The following information was contributed by Aaron Whitaker, a dentist in private practice, in response to a questionnaire circulated by The Washington Post. The material is intended to provide students with an idea of what working as a dentist might be like, and some steps students can take to prepare now for a career in that field.
Whitaker is a graduate of Coolidge High School and Howard University in the District of Columbia.
NATURE OF THE WORK:
"First I look at my schedule to see what kind of jobs I have to do that day, then I begin setting up for the patients, sterilizing equipment I'll need to use. I'll then look through my records at the patient's medical history, to assess the patient. The remainder of the day I'm involved in direct patient care. At the end of the day I do billing and other administrative work.
"I like the financial gains and being my own boss. I also like the fact that I meet a lot of people and have a chance to help them. However, on occasion I have to cause people pain to help them feel better later. I don't like that. I also don't like the long hours associated with my work."
"Basic science courses such as biology, chemistry, and mathematics provide a foundation. I would recommend that students volunteer as dental assistants in different dental offices to get a good exposure to what a dentist does and to see if they really want to get involved.

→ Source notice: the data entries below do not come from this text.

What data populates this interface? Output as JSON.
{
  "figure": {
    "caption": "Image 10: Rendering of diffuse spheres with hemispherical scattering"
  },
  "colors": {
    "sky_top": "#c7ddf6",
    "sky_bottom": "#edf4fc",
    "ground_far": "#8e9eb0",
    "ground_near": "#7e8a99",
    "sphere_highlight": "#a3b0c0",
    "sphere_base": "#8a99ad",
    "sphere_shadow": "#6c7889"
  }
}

There are two routes you can go. The conventional route is to enroll in an undergraduate school and major in a science-related field, then come out and apply for dental school. There is also the Bachelor of Science Program in which you can take two years of science courses as an undergraduate. Then, if you are accepted, you can go straight to dental school.
"After dental school, you can enroll in a program that will prepare you to to become a specialist or an oral surgeon."
MATCHING YOURSELF WITH THE WORK:
"You need to be organized, patient, and pay special attention to detail. You also need to be sensitive, caring, and self-motivated."